Independence condition
Condition that observations are independent; supported by random sampling or random assignment and by avoiding situations with dependence (e.g., related subjects).
10% condition
When sampling without replacement, independence is plausible if the sample size n is less than 10% of the population.
Time correlation
Dependence across observations collected over time (e.g., daily prices/temperatures) that can violate the independence assumption.
Normality of residuals condition
Condition that residuals are approximately normally distributed around the line; checked with a histogram or normal probability plot of residuals (not y itself).

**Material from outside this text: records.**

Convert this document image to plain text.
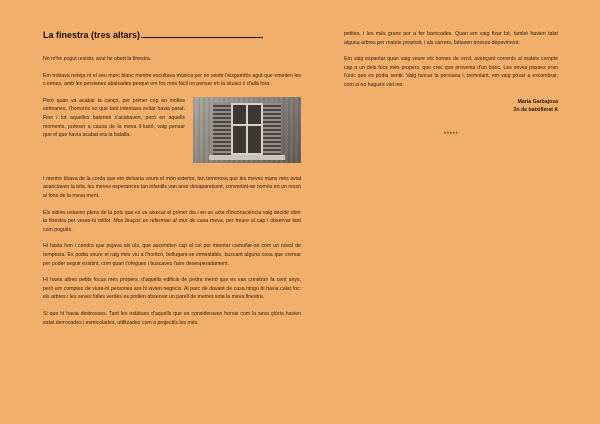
La finestra (tres altars)

No m'he pogut resistir, avui he obert la finestra.

Em trobava neteja nt el seu marc blanc mentre escoltava música per no sentir l'eixgamfós agut que emetien les s irenes, amb les persianes abaixades perquè em fos més fàcil no pensar en la situaci ó d'allà fora.

Però quan va acabar la cançó, per primer cop en moltes setmanes, l'horroròs so que tant intentava evitar havia parat. Fins i tot aquelles bateries s'acabaven, però en aquells moments, poteser a causa de la meva il·lusió, vaig pensar que el que havia acabat era la batalla.

I mentre tibava de la corda que em deixaria veure el món exterior, tan temorosa que les meves mans més avial acariciaven la tela, les meves esperances tan infantils van anar desapareixent, convertint-se només en un ressò al fons de la meva ment.

Els vidres estaven plens de la pols que es va aixecar el primer dia i en un acte d'inconsciència vaig decidir obrir la finestra per veure-hi millor. Mos braços es referman al mur de casa meva, per treure el cap i observar tant com pogués.

Hi havia fum i cendra que pujava als uls, que ascendien cap al cel per intentar camuflar-se com un núvol de tempesta. Es podia veure el raig més viu a l'horitzó, bellugant-se inmestable, buscant alguna cosa que cremar per poder seguir existint, com quan t'ofegues i buscaves l'aire desesperadament.

Hi havia altres petits focus més propers, d'aquells edificis de pedra menó que es van construir fa cent anys, però em comptes de viure-hi persones ara hi vivien negocis. Al parc de davant de casa ningú hi havia calat foc: els arbres i les seves fulles verdes es podien observar un parell de metres sota la meva finestra.

Si que hi havia destrosses. Tant les estàtues d'aquells que es consideraven herois com la seva glòria havien estat derrocades i esmicolades, utilitzades com a projectils les més

petites, i les més grans per a fer barricades. Quan em vaig fixar bé, també havien talat alguna arbres per mateix propòsit, i als carrers, faltaven trossos depaviment.

Em vaig espantar quan vaig veure els homes de verd, avançant corrents al mateix compte cap a un dels focs més propers, que crec que provenia d'un banc. Les seves passes eran l'únic que es podia sentir. Vaig tancar la persiana i, tremolant, em vaig posar a escombrar, com si no hagués vist res.

Maria Garbajosa

2n de batxillerat A

*****
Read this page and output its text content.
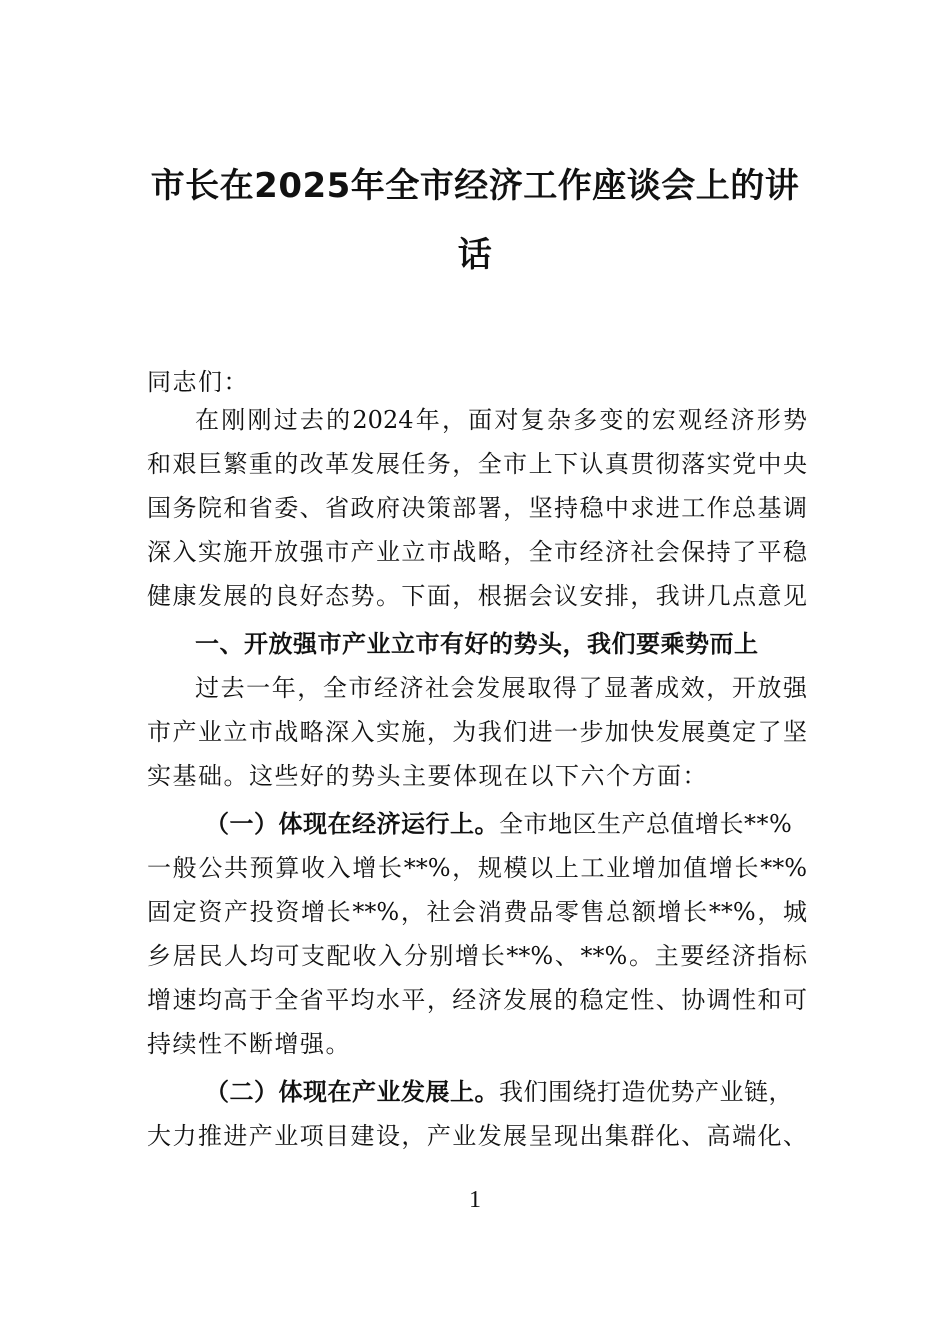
市长在2025年全市经济工作座谈会上的讲
话
同志们：
在刚刚过去的2024年，面对复杂多变的宏观经济形势
和艰巨繁重的改革发展任务，全市上下认真贯彻落实党中央
国务院和省委、省政府决策部署，坚持稳中求进工作总基调
深入实施开放强市产业立市战略，全市经济社会保持了平稳
健康发展的良好态势。下面，根据会议安排，我讲几点意见
一、开放强市产业立市有好的势头，我们要乘势而上
过去一年，全市经济社会发展取得了显著成效，开放强
市产业立市战略深入实施，为我们进一步加快发展奠定了坚
实基础。这些好的势头主要体现在以下六个方面：
（一）体现在经济运行上。全市地区生产总值增长**%
一般公共预算收入增长**%，规模以上工业增加值增长**%
固定资产投资增长**%，社会消费品零售总额增长**%，城
乡居民人均可支配收入分别增长**%、**%。主要经济指标
增速均高于全省平均水平，经济发展的稳定性、协调性和可
持续性不断增强。
（二）体现在产业发展上。我们围绕打造优势产业链，
大力推进产业项目建设，产业发展呈现出集群化、高端化、
1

Equal variance (constant spread) condition
Condition that the variability of residuals is roughly constant across x; checked by looking for no fanning/funneling in a residual plot.
Funnel (fan) pattern
A residual plot pattern where residual spread increases or decreases with x, indicating nonconstant variance (violating equal variance).
Influential point
A data point that strongly affects the fitted line (slope, SE, p-value) and can change conclusions; often associated with extreme x or large residuals.
High leverage point
A point with an extreme x-value compared to the rest of the data that can “pull” the regression line.
Outlier (large residual)
A point with an unusually large vertical deviation from the regression line; can distort regression results, especially if also high leverage.
Extrapolation
Using a regression model to predict for x-values far outside the observed range; predictions and inference are less trustworthy there.
r-squared (coefficient of determination)
The proportion of variation in y explained by the linear model with x; unitless and distinct from interpreting slope or establishing causation.